Benedito José Tobias, nascido em 1894, se dedicou ao exercício de retratar. Rejeitando exclusão, a mulher negra e idosa é sujeito de sua obra pictórica.
O Brasil, marcado por desigualdades, desenha, em um caminho biológico natural, velhices distintas. Envelhecer pode significar, mais uma vez, frente a depreciação social, se tornar, cada vez mais, invisível.
No retrato de título desconhecido de 1962, óleo sobre madeira aglomerada, temos no primeiro plano a figura de uma mulher de idade e, variando do recorrente fundo monocromático das pinturas de Tobias, no segundo plano observamos o que parecem ser folhas de bananeiras. A mulher retratada está inteiramente vestida de branco, – seria uma sexta-feira? – brincos perolados nas orelhas, um olhar cansado, talvez pelo exercício característico do trabalho doméstico ou do cuidado com as crianças.
A leitura que faço é a de que essa senhora representa conhecimento, carregado por anos, e ela também representa a potência de os transmitir para as próximas gerações, sem deixar, não só nossas histórias, mas nossas crenças, entendimento de mundo, morrerem. Para além de “mãe preta”[1] ou de “tia Nastácia”[2], podemos interpretar a pintura como uma concepção do saber empírico, fruto do conhecimento da vida, pelo seu exercício real.

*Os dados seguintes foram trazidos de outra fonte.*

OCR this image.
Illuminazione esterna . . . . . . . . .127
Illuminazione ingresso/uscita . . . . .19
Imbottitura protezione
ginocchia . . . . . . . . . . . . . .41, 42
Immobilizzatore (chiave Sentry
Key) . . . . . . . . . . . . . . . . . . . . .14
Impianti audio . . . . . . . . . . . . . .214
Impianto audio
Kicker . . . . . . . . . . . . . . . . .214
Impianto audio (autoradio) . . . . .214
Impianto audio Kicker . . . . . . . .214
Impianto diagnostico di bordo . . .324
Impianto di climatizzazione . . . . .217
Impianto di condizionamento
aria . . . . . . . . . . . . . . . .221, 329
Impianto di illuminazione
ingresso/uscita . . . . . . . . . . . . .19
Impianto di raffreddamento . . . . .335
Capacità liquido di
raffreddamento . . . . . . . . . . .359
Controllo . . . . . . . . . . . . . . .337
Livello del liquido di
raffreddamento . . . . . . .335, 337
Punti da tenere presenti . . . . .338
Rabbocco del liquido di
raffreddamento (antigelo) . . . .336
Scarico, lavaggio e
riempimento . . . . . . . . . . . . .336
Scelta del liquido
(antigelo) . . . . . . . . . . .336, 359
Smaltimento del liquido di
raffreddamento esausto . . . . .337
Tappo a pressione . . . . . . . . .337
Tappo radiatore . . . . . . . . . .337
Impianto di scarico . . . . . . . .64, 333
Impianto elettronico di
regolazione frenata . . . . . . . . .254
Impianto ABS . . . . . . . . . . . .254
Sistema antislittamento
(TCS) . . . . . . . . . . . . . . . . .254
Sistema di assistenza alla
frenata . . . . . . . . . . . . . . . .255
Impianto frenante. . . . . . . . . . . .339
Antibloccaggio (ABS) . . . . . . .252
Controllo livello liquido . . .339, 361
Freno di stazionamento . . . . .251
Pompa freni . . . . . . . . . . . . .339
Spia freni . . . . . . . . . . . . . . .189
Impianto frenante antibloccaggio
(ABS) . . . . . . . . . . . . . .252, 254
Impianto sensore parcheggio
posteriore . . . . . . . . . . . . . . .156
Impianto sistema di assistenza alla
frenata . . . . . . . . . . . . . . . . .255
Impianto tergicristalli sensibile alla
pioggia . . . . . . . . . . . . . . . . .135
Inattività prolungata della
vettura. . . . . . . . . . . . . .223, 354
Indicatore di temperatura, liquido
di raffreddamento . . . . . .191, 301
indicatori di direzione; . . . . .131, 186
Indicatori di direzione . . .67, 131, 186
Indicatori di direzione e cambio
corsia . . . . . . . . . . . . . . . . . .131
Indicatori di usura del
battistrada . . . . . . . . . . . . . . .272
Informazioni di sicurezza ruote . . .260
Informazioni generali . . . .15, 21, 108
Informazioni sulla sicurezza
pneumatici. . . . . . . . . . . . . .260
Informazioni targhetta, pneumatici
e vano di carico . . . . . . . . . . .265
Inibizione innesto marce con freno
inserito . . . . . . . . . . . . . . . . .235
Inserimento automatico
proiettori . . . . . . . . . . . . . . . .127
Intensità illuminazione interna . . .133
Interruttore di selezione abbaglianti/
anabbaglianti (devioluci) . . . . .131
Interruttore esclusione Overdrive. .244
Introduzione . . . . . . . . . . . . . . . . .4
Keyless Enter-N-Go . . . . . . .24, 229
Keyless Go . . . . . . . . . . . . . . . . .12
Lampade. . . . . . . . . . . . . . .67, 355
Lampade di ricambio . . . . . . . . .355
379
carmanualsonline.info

Antítese da branquitude e da masculinidade, essa anciã é a excelência da beleza das formas e dos traços do tempo, por fora e por dentro.
[1] Um dos estereótipos dos escravizados, a “mãe preta” era imaginada como uma negra dócil, “domesticada”, corpulenta, supersticiosa, a ama-de-leite de índole fiel.
[2] Personagem da série de livros infantis de Monteiro Lobato, Sítio do Pica-Pau Amarelo, publicados entre 1920-1947. Nas próprias palavras do escritor, a Tia Nastácia era “a negra de estimação” da família que morava no Sítio. (LOBATO, Monteiro. Reinações de Narizinho. São Paulo: Círculo do livro, 1986.)
Carolina Cerqueira é artista visual e pesquisadora. Doutoranda em Artes, Cultura e Linguagens pela UFJF.